Think of it like this. Each city has its own ghost. But since the city is made up of many bodies, this ghost has different tempers and appetites. When a city decays, it’s because the ghost turns sour. And for this the world starves us, continues to starve us. Somewhere else, too, the husks of farmhand labour, piles of castoffs of niyóg, palay, maís, ságing, asukal, fields of monocrop degrading the slopes, even as many layers of skin feed the earth, rubbing off calloused palms, flaking off sunbaked backs, just to send sons and daughters to the ever-gaping maw of the city, where stand skeletons in the shape of edifices. Across one hotel that overlooked the city is a monument to the dead, films playing inside. Beneath their feet, cement formed shells around twisted bodies. So many remains, we could cover the world with them, we could cross oceans.
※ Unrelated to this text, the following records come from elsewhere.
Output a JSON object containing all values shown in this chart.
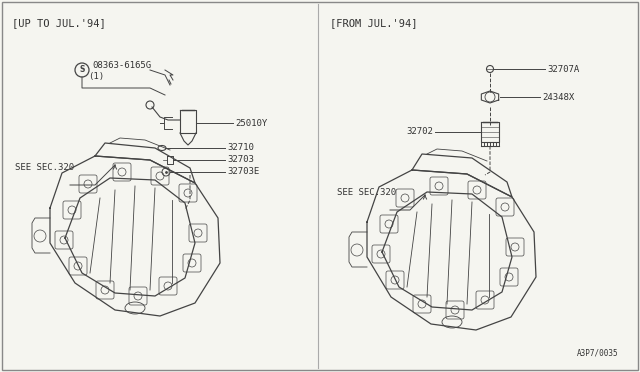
{
  "bg_color": "#f5f5f0",
  "border_color": "#888888",
  "line_color": "#444444",
  "text_color": "#333333",
  "fig_width": 6.4,
  "fig_height": 3.72,
  "left_header": "[UP TO JUL.'94]",
  "right_header": "[FROM JUL.'94]",
  "left_see_label": "SEE SEC.320",
  "right_see_label": "SEE SEC.320",
  "footer": "A3P7/0035",
  "left_parts": {
    "part1_label": "08363-6165G",
    "part1_sub": "(1)",
    "part2_label": "25010Y",
    "part3_label": "32710",
    "part4_label": "32703",
    "part5_label": "32703E"
  },
  "right_parts": {
    "part1_label": "32707A",
    "part2_label": "24348X",
    "part3_label": "32702"
  }
}
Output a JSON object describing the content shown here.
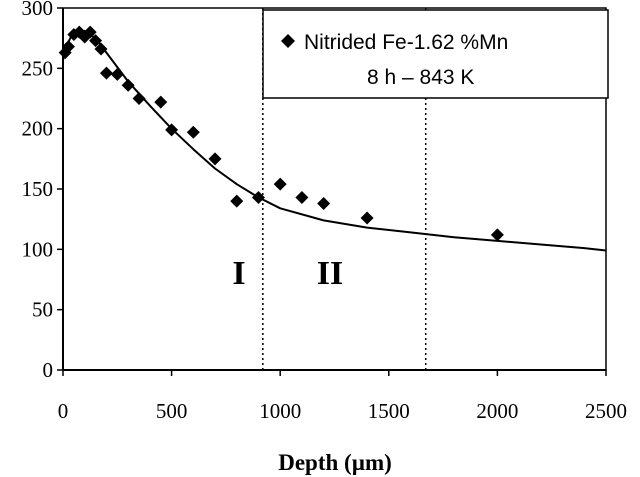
{
  "chart_data": {
    "type": "scatter",
    "title": "",
    "xlabel": "Depth (µm)",
    "ylabel": "",
    "xlim": [
      0,
      2500
    ],
    "ylim": [
      0,
      300
    ],
    "xticks": [
      0,
      500,
      1000,
      1500,
      2000,
      2500
    ],
    "yticks": [
      0,
      50,
      100,
      150,
      200,
      250,
      300
    ],
    "grid": false,
    "legend_position": "top-right",
    "legend": {
      "line1": "Nitrided Fe-1.62 %Mn",
      "line2": "8 h – 843 K"
    },
    "region_labels": [
      "I",
      "II"
    ],
    "region_boundaries": [
      920,
      1670
    ],
    "series": [
      {
        "name": "Nitrided Fe-1.62 %Mn",
        "kind": "points",
        "x": [
          10,
          25,
          50,
          75,
          100,
          125,
          150,
          175,
          200,
          250,
          300,
          350,
          450,
          500,
          600,
          700,
          800,
          900,
          1000,
          1100,
          1200,
          1400,
          2000
        ],
        "y": [
          263,
          268,
          278,
          280,
          276,
          280,
          273,
          266,
          246,
          245,
          236,
          225,
          222,
          199,
          197,
          175,
          140,
          143,
          154,
          143,
          138,
          126,
          112
        ]
      },
      {
        "name": "fit",
        "kind": "line",
        "x": [
          0,
          20,
          50,
          100,
          150,
          200,
          300,
          400,
          500,
          600,
          700,
          800,
          900,
          1000,
          1200,
          1400,
          1600,
          1800,
          2000,
          2200,
          2400,
          2500
        ],
        "y": [
          257,
          270,
          281,
          281,
          275,
          263,
          239,
          219,
          200,
          183,
          167,
          154,
          143,
          134,
          124,
          118,
          114,
          110,
          107,
          104,
          101,
          99
        ]
      }
    ],
    "colors": {
      "ink": "#000000",
      "background": "#ffffff"
    }
  }
}
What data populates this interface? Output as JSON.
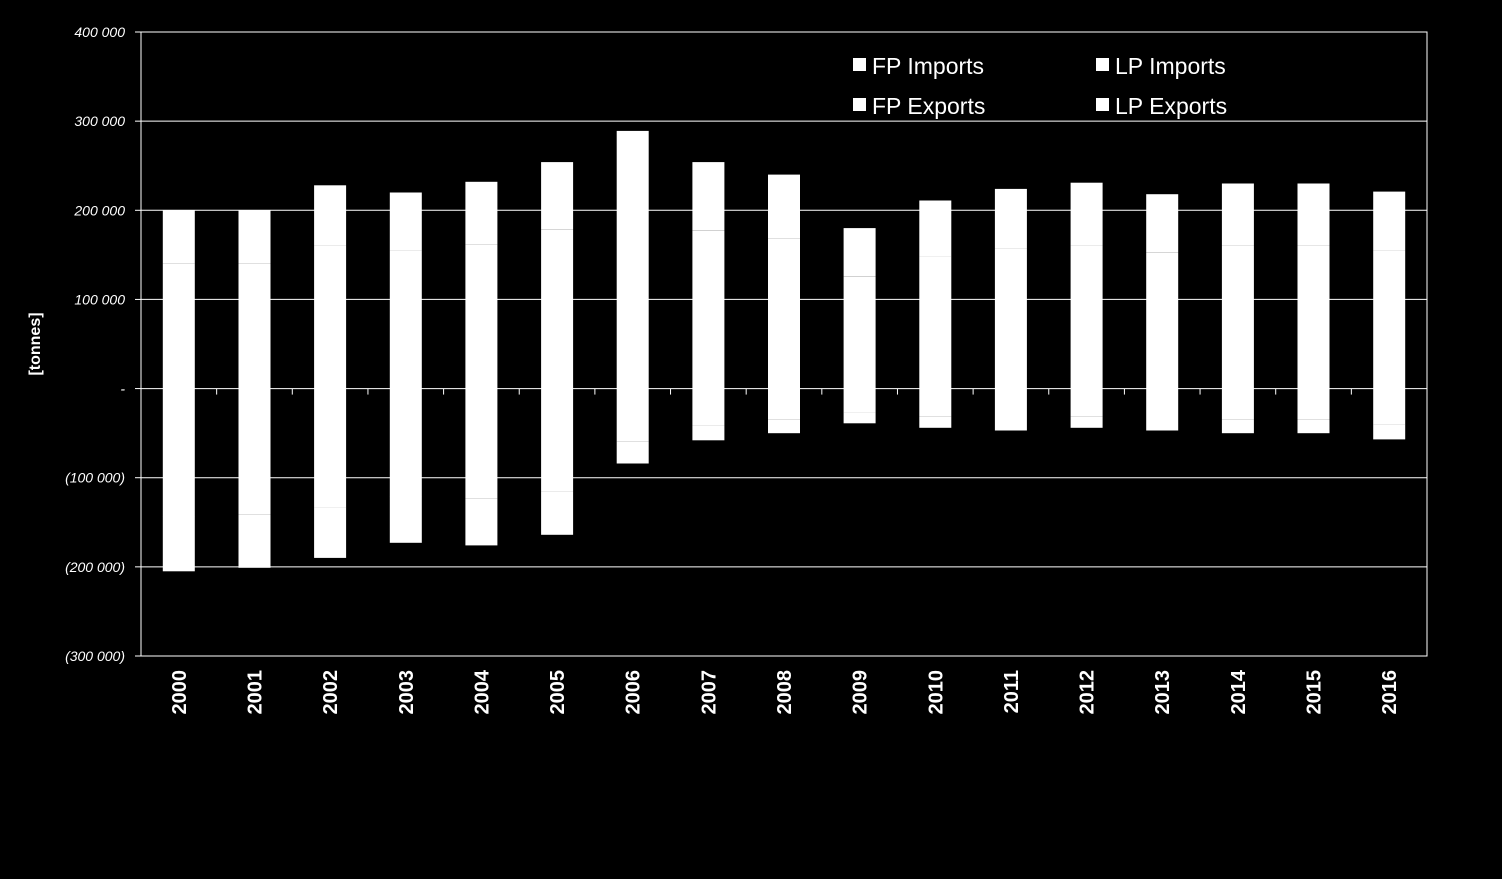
{
  "chart_data": {
    "type": "bar",
    "stacked": true,
    "categories": [
      "2000",
      "2001",
      "2002",
      "2003",
      "2004",
      "2005",
      "2006",
      "2007",
      "2008",
      "2009",
      "2010",
      "2011",
      "2012",
      "2013",
      "2014",
      "2015",
      "2016"
    ],
    "series": [
      {
        "name": "FP Imports",
        "color": "#ffffff",
        "values": [
          140000,
          140000,
          160000,
          155000,
          162000,
          178000,
          202000,
          177000,
          168000,
          126000,
          148000,
          157000,
          161000,
          153000,
          161000,
          161000,
          155000
        ]
      },
      {
        "name": "LP Imports",
        "color": "#ffffff",
        "values": [
          60000,
          60000,
          68000,
          65000,
          70000,
          76000,
          87000,
          77000,
          72000,
          54000,
          63000,
          67000,
          70000,
          65000,
          69000,
          69000,
          66000
        ]
      },
      {
        "name": "FP Exports",
        "color": "#ffffff",
        "values": [
          -144000,
          -141000,
          -133000,
          -121000,
          -123000,
          -115000,
          -59000,
          -41000,
          -35000,
          -27000,
          -31000,
          -33000,
          -31000,
          -33000,
          -35000,
          -35000,
          -40000
        ]
      },
      {
        "name": "LP Exports",
        "color": "#ffffff",
        "values": [
          -61000,
          -60000,
          -57000,
          -52000,
          -53000,
          -49000,
          -25000,
          -17000,
          -15000,
          -12000,
          -13000,
          -14000,
          -13000,
          -14000,
          -15000,
          -15000,
          -17000
        ]
      }
    ],
    "ylabel": "[tonnes]",
    "ylim": [
      -300000,
      400000
    ],
    "yticks": [
      {
        "value": 400000,
        "label": "400 000"
      },
      {
        "value": 300000,
        "label": "300 000"
      },
      {
        "value": 200000,
        "label": "200 000"
      },
      {
        "value": 100000,
        "label": "100 000"
      },
      {
        "value": 0,
        "label": "-"
      },
      {
        "value": -100000,
        "label": "(100 000)"
      },
      {
        "value": -200000,
        "label": "(200 000)"
      },
      {
        "value": -300000,
        "label": "(300 000)"
      }
    ],
    "grid": true,
    "legend_position": "top-right",
    "background": "#000000",
    "foreground": "#ffffff"
  }
}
It is a necessary skill to find joy these days. I had the other day seen two palm trees glimmering with golden light as they perched on top of a building, part of some manicured oasis. At first I thought the glittering was emanating from Christmas lights strung up on leaves, but as their shimmer shifted with the breeze, I realised it had been the sunset glinting off each smooth, green blade. I tried to take a picture. By the time I had finished fumbling with my camera the sun had moved, taking the twinkling with it. Something about the visage had lifted my spirits, perhaps recalling coconuts growing in a beach resort on a tropical holiday, or perhaps responding to an unexpected good mood that day, having caught the last bus to leave the city before the bombs went off, the overcast sky behind me rimmed with warm orange, the colour of autumn trees before a nuclear winter.
The combination serendipitous, magical, like a reminder of the things I love.